Non è sempre possibile né utile stabilire con chiarezza e in modo astratto simili “linee”. Questa anzi potrebbe diventare una ricetta pericolosa, o diminuendo la credibilità nell’appoggio americano (pensiamo a quanto è accaduto con la “linea rossa” evocata da Obama in Siria) o irrigidendo la situazione strategica e obbligando a pericolose escalation militari.
Ma è importante che gli alleati siano certi della disponibilità di fondo degli americani ad appoggiarli e soprattutto del fatto che non verranno prese decisioni alle loro spalle o a loro insaputa.
In altri termini, quello che gli europei (e gli alleati asiatici degli Usa) realmente vorrebbero da Obama è la garanzia di un maggiore coinvolgimento e il funzionamento di un sistema di consultazioni continuo ed efficace, che gli americani considerino in qualche modo vincolante e pienamente impegnativo, anche nelle situazioni di maggior rischio.
Alleanza atlantica Questa dopotutto è sempre stata la maggior funzione della Nato.
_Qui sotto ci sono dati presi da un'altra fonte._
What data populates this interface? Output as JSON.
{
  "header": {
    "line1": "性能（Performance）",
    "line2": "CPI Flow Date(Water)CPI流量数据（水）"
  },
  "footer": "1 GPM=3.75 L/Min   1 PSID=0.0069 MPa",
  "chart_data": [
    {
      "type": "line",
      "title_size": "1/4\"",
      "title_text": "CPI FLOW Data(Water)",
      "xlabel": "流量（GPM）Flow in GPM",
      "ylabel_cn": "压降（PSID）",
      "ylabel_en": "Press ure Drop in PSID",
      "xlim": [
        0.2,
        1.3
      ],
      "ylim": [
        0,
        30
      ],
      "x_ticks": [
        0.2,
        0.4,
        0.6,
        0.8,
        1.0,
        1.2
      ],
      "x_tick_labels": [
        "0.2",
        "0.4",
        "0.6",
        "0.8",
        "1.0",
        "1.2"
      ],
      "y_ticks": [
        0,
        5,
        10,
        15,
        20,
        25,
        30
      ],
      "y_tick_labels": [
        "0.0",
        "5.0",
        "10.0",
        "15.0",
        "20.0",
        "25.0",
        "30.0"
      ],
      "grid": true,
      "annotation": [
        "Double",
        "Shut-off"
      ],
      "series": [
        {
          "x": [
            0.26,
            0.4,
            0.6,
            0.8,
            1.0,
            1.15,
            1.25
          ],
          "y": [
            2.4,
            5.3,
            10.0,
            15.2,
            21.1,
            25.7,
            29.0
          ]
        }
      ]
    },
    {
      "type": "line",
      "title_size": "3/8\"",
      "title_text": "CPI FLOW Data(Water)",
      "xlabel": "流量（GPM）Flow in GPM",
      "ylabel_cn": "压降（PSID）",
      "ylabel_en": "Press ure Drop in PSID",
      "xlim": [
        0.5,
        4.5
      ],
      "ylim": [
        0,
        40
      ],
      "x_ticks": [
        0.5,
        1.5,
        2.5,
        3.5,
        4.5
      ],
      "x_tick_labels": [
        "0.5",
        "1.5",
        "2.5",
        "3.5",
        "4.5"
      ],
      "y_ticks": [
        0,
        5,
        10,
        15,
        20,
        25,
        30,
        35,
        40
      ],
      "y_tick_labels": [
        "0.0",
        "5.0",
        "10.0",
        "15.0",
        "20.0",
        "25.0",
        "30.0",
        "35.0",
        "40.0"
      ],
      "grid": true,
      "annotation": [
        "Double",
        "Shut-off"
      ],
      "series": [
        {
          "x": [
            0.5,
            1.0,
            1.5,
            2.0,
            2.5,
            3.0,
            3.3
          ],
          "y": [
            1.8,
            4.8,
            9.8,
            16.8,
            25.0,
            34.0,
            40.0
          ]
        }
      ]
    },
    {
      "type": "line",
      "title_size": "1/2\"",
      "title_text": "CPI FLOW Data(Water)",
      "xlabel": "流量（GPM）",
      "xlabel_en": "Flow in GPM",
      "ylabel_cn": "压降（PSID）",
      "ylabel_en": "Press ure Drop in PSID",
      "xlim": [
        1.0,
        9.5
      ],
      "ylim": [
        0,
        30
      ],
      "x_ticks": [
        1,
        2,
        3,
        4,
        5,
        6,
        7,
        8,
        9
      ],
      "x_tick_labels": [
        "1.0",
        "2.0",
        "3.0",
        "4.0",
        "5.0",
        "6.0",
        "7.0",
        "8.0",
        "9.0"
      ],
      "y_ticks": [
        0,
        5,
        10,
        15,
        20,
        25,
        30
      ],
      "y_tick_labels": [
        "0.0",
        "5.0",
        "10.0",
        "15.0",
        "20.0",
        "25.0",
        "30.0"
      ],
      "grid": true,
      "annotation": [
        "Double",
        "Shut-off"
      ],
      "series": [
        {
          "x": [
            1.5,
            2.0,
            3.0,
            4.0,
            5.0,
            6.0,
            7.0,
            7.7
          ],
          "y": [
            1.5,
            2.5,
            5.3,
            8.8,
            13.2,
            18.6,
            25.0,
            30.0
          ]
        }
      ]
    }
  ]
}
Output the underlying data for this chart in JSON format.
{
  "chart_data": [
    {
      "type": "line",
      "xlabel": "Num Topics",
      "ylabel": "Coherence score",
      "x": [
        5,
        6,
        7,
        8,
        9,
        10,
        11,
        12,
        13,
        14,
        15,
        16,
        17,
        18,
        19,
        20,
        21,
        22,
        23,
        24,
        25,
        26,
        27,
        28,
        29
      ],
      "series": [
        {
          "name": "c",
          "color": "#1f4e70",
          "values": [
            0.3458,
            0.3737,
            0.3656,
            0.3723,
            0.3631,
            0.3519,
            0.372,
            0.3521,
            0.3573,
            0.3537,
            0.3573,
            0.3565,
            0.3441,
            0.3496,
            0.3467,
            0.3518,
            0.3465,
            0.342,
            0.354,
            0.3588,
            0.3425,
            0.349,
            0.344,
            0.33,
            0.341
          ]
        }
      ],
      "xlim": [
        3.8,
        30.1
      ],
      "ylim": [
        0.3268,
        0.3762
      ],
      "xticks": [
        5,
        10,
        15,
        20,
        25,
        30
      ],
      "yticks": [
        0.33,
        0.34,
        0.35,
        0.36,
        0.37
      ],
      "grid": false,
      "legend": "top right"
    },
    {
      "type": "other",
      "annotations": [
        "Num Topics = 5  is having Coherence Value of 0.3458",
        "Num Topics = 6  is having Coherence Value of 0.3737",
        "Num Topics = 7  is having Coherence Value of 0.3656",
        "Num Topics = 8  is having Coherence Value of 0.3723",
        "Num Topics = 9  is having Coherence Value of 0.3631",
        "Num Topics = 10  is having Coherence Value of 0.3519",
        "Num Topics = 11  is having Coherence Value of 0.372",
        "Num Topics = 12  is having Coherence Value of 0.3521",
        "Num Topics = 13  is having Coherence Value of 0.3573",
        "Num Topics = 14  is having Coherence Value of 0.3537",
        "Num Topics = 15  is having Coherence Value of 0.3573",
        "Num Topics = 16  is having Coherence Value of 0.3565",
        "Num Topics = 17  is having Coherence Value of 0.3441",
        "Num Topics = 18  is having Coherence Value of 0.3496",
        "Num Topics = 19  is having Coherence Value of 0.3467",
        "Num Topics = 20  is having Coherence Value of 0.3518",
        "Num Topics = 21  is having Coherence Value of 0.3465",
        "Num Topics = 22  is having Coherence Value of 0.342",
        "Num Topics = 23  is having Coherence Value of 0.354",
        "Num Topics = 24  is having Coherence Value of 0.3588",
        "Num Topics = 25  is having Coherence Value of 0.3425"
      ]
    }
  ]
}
Ma l’impressione degli ultimi anni è stata quella di un progressivo allentarsi dell’impegno americano, senza rinnegare nulla, ma lasciando sorgere dubbi fastidiosi sulla effettiva dedizione di Washington alla sicurezza degli alleati.
Un sentimento che si è alimentato, per quel che riguarda l’Europa, dai tanti segnali di un cosiddetto riorientamento verso Ovest, verso il Pacifico, delle priorità strategiche americane. Né hanno aiutato le rivelazioni sul massiccio spionaggio elettronico ai danni degli alleati, oltre che degli stessi cittadini americani, rispetto al quale la reazione di Obama è stata, almeno sino ad ora, molto tiepida.
Questa visita in Europa e nel Golfo rimane un’occasione importante per riprendere il filo delle relazioni transatlantiche, in particolare se, anche grazie al nuovo clima di crisi nei rapporti con la Russia, Obama riuscirà a superare le molte opposizioni interne e ad accelerare la conclusione del nuovo grande accordo di libero scambio tra Europa ed America.
Sarebbe un segnale importante che potrebbe riuscire a mettere in sordina molti dei dubbi ancora aperti.
Stefano Silvestri è direttore di Affarinternazionali e consigliere scientifico dello IAI.